The euro is falling by 0.2% today against the US dollar, after reaching its highest level in three weeks at 1.08953 early this morning.
The continued pressure on the euro today comes with the slightly stronger than expected reading of the US weekly unemployment claims, which does not appear to have changed the markets’ current expectations about the next steps of the Federal Reserve, while it appears that they were looking forward to bigger surprises from the labour market, and this may justify the dollar’s gains.
Last week recorded 222 thousand claims, which was slightly higher than 219 thousand and a reflection of the previous revised reading, the highest since last November at 232 thousand.
While today’s numbers came after inflation slowed last April to 3.4% on an annual basis, which led to a slight improvement in sentiment about the possibility of the Fed starting to cut interest rates next September, and this is what today’s figures apparently did not do, according to the numbers provided. From CME FedWatch Tool.
Current expectations still indicate the probability of a 25-basis point cut by 51.3% and 43% next September and November, respectively, compared to a probability of 29.5% and 18.6% for keeping the current rates unchanged.

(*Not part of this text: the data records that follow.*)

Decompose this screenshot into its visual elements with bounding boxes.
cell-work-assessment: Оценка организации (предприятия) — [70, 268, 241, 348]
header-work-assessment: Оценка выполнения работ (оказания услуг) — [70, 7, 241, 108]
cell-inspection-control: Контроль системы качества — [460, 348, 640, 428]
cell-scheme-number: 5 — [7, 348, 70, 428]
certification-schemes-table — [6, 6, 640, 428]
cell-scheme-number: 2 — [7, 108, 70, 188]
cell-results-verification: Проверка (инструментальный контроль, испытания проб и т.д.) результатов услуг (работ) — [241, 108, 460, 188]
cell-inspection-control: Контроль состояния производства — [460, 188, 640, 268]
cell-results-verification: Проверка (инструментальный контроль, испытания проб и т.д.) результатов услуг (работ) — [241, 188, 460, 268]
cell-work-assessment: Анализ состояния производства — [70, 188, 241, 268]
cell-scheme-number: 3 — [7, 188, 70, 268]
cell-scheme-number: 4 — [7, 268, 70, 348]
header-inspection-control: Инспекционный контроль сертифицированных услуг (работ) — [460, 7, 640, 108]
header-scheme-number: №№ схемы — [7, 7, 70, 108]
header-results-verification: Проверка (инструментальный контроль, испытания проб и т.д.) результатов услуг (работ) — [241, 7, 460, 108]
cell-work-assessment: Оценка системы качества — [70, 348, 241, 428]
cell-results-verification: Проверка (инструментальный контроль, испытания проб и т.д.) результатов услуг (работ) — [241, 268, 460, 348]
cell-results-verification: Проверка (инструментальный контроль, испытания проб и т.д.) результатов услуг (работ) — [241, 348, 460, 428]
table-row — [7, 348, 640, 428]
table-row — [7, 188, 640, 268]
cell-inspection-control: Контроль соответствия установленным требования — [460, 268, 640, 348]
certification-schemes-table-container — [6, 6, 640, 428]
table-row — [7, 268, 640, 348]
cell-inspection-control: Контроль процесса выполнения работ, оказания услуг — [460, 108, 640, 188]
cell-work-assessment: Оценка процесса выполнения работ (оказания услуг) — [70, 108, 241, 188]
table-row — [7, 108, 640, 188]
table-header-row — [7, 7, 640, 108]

Earlier today we also saw the Financial Stability Review (FSR) report released by the European Central Bank (ECB). While the report emphasized the continued safety of financial institutions, the labour market, and families in the face of difficult credit conditions, and that the risks of recession in the short term have become excluded.
However, FSR pointed out that assets are “priced-for-perfection,” which makes the markets vulnerable to high fluctuations as a result of emergency circumstances, especially those of geopolitical origin.